Monday, June 14, 2010

Unseen Damage Beneath Ocean Floor


Reports have been rampant of oil seeping up from cracks in the sea floor, and last week Senator Bill Nelson told MSNBC that he's heading an investigation into it:

Senator Bill Nelson (D-FL): Andrea, we’re looking into something new right now, that there’s reports of oil that’s seeping up from the seabed... which would indicate, if that’s true, that the well casing itself is actually pierced... underneath the seabed. So, you know, the problems could be just enormous with what we’re facing.

Andrea Mitchell, MSNBC: Now let me understand better what you’re saying. If that is true that it is coming up form that seabed, even the relief well won’t be the final solution to cap this thing. That means that we’ve got oil gushing up at disparate places along the ocean floor.

Sen. Nelson: That is possible, unless you get the plug down low enough, below where the pipe would be breached.

Some scary talk from an interview with former Shell Oil President John Hofmeister in the Washington Post, Friday, June 11:

Q: What are the chances that the well casing below the sea floor has been compromised, and that gas and oil are coming up the outside of the well casing, eroding the surrounding soft rock. Could this lead to a catastrophic geological failure, unstoppable even by the relief wells?

Hofmeister: This is what some people fear has occurred. It is also why the "top kill" process was halted. If the casing is compromised the well is that much more difficult to shut down, including the risk that the relief wells may not be enough. If the relief wells do not result in stopping the flow, the next and drastic step is to implode the well on top of itself, which carries other risks as well.

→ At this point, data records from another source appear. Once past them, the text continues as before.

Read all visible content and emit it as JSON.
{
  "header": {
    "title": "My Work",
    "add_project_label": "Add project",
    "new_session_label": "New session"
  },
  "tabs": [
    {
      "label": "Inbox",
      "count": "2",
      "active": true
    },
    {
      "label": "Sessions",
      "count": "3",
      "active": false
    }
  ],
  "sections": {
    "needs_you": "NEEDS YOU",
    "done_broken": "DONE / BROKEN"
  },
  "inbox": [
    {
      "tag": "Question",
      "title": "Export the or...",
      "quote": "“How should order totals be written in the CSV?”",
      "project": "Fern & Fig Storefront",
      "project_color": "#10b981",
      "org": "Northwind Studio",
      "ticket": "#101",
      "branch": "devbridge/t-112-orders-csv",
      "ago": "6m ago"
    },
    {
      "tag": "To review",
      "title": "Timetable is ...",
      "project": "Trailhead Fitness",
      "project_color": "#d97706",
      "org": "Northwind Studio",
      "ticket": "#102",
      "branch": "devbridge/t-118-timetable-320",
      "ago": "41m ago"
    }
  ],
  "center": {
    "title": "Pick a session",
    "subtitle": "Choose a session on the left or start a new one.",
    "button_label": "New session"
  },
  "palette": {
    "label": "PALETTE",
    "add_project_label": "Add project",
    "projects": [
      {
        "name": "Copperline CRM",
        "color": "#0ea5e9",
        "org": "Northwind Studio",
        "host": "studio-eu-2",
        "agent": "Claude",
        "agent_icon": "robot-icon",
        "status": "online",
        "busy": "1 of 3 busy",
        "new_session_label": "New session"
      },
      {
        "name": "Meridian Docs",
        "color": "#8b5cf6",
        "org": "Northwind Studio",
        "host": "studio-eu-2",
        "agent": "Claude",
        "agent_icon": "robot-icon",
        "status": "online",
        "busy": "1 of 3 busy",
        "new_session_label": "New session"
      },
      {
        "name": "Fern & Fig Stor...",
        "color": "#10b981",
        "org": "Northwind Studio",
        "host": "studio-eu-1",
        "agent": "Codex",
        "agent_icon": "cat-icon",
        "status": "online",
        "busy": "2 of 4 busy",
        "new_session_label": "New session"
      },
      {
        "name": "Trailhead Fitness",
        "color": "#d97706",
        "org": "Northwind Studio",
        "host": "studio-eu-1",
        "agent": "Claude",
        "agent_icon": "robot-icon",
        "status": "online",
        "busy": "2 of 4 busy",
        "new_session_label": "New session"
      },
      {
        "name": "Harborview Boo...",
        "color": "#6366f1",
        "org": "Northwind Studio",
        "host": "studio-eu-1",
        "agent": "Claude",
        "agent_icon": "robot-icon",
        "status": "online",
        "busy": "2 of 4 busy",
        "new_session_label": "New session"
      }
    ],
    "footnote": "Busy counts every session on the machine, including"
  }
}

And oil industry expert Bob Cavnar, speaking on Keith Olbermann's MSNBC show, goes further still, actually using the term "doomsday scenario" on a mainstream media program:

The real doomsday scenario here... is if that casing gives up, and it does come through the other strings of pipe. Remember, it is concentric pipe that holds this well together. If it comes into the formation, basically, you‘ve got uncontrolled [oil] flow to the sea floor. And that is the doomsday scenario.

If it is true that the oil well casing and piping are damaged underground - and with the reports of cracks in the seafloor oozing oil, there is now every indication that they are - then this already sad story has just taken a most chilling turn.